Starting off with building a set of kernel functions which is “reasonably large” enough, we sample priors to produce data $X, y$. This pair is concatenated side by side, and visually looks like an image.

\[\text{Image} \to \text{Caption} \qquad \Rightarrow \qquad \text{Sample} \to \text{Kernel Structure}\]

The kernel structures here are the name of additive kernels composed from a set of vocabulary of kernel names.

Model architecture

Permutation Invarance shows that a function sastifying permutation invarance should be in the following form

\[f(X) = \rho\left(\sum_i \phi(x_i) \right)\]

The sum running over index $i$ enables the invarance when we permute $x_i$. In practice, we often encounter problems that the orders of elements in sets does not matter. If a model considers ordering dependency, it’s bound to subjectively fail. This concept is closely related to de Finetti’s theorem on exchangeability of random variables. Here $\rho, \phi$ are parameterized with neural networks.

Double permutation invariance (over data index and dimension index) The paper aims to have invariance over not only data (sequence) indices but also dimension indices.

\[f(\mathbf{X}) = \rho\left( \sum_i \rho' \left(\sum_j \phi'(X_{ij})\right) \right)\]

Encoder

Encoder consists of sequence encoder and dimension encoder. These two serve the above double permutation invariance

\[f(X) = MeanPooling(Attention(X))\]

This uses the set transformer approach from which introduces attention-based method to perform. To keep this concise, the notation here is little different from the original paper, removing some details i.e., feed-forward layers (usually be a part of attention block as embedding).
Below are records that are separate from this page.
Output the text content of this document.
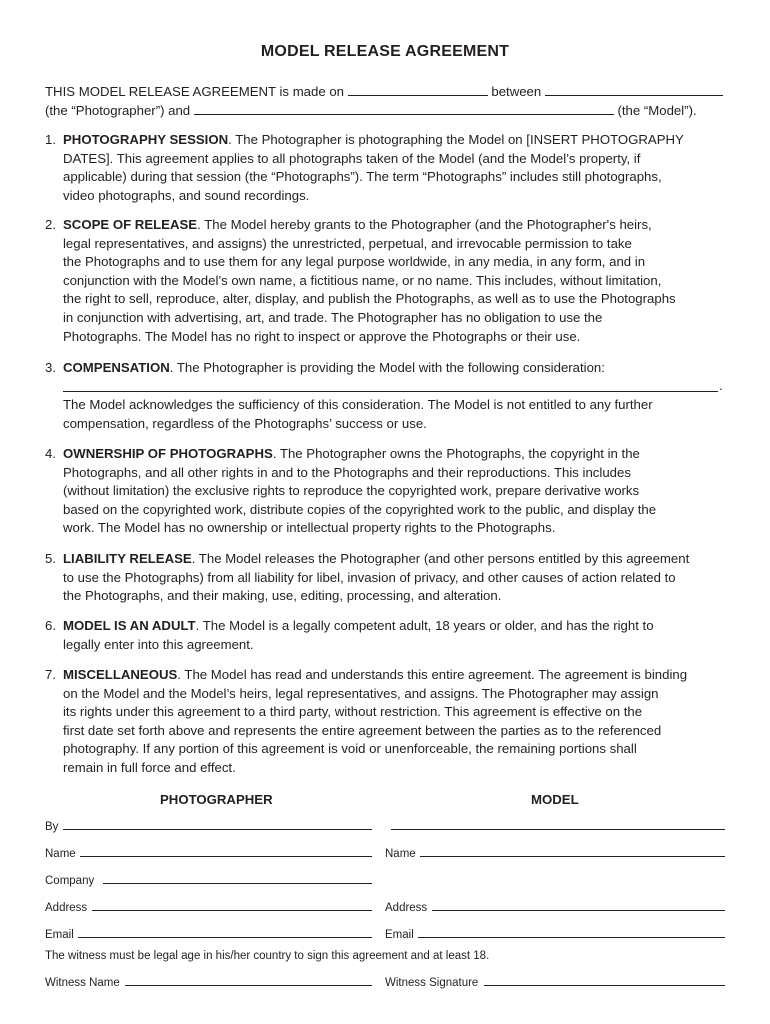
MODEL RELEASE AGREEMENT
THIS MODEL RELEASE AGREEMENT is made on	between
(the “Photographer”) and	(the “Model”).
1. PHOTOGRAPHY SESSION. The Photographer is photographing the Model on [INSERT PHOTOGRAPHY
DATES]. This agreement applies to all photographs taken of the Model (and the Model’s property, if
applicable) during that session (the “Photographs”). The term “Photographs” includes still photographs,
video photographs, and sound recordings.
2. SCOPE OF RELEASE. The Model hereby grants to the Photographer (and the Photographer's heirs,
legal representatives, and assigns) the unrestricted, perpetual, and irrevocable permission to take
the Photographs and to use them for any legal purpose worldwide, in any media, in any form, and in
conjunction with the Model’s own name, a fictitious name, or no name. This includes, without limitation,
the right to sell, reproduce, alter, display, and publish the Photographs, as well as to use the Photographs
in conjunction with advertising, art, and trade. The Photographer has no obligation to use the
Photographs. The Model has no right to inspect or approve the Photographs or their use.
3. COMPENSATION. The Photographer is providing the Model with the following consideration:
.
The Model acknowledges the sufficiency of this consideration. The Model is not entitled to any further
compensation, regardless of the Photographs’ success or use.
4. OWNERSHIP OF PHOTOGRAPHS. The Photographer owns the Photographs, the copyright in the
Photographs, and all other rights in and to the Photographs and their reproductions. This includes
(without limitation) the exclusive rights to reproduce the copyrighted work, prepare derivative works
based on the copyrighted work, distribute copies of the copyrighted work to the public, and display the
work. The Model has no ownership or intellectual property rights to the Photographs.
5. LIABILITY RELEASE. The Model releases the Photographer (and other persons entitled by this agreement
to use the Photographs) from all liability for libel, invasion of privacy, and other causes of action related to
the Photographs, and their making, use, editing, processing, and alteration.
6. MODEL IS AN ADULT. The Model is a legally competent adult, 18 years or older, and has the right to
legally enter into this agreement.
7. MISCELLANEOUS. The Model has read and understands this entire agreement. The agreement is binding
on the Model and the Model’s heirs, legal representatives, and assigns. The Photographer may assign
its rights under this agreement to a third party, without restriction. This agreement is effective on the
first date set forth above and represents the entire agreement between the parties as to the referenced
photography. If any portion of this agreement is void or unenforceable, the remaining portions shall
remain in full force and effect.
PHOTOGRAPHER	MODEL
By
Name	Name
Company
Address	Address
Email	Email
The witness must be legal age in his/her country to sign this agreement and at least 18.
Witness Name	Witness Signature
\[g(X) = FeedForwardNN(Attention(X))\]

Formally, encoder is constructed as

\[Encoder(X) = g(f(X)).\]

Decoder

Decoder has the responsibility to reproduce kernel structures as sentences out of the predefined set of “kernel” vocabularies. The model architecture of decoders is similar to “Attention is All You Need” paper with no positional encodings.

Overview of model architecture. Red means the permutation invariance over the index.

Conclusion

If the proposed method really works well in practice, we no longer have to wait hours to search over kernel structure space, but just train a neural network helping us to obtain most probable candidates quickly (in seconds).

Despite of being able to generate kernel structure on the fly, it’s hard to conclude that the obtained kernel structures agrees with the tradition principles in model selection prefering simple models over complex ones like Bayesian Information Criteria, or Occam’s razor.

Athough experiment section contains extensive results. I feel that the demonstration for the most simple case where we only consider time series should be presented. Probably, to work on 1D data set, the architectures of transformers do not have to satisfy double permutation invarance.

Although the permutation invariance over dimensions is nice, the concatenation of $X$ and $y$ may ignore the dependency between $X$ and $y$. For example, the model may not know the causual relationship between $X$ and $y$.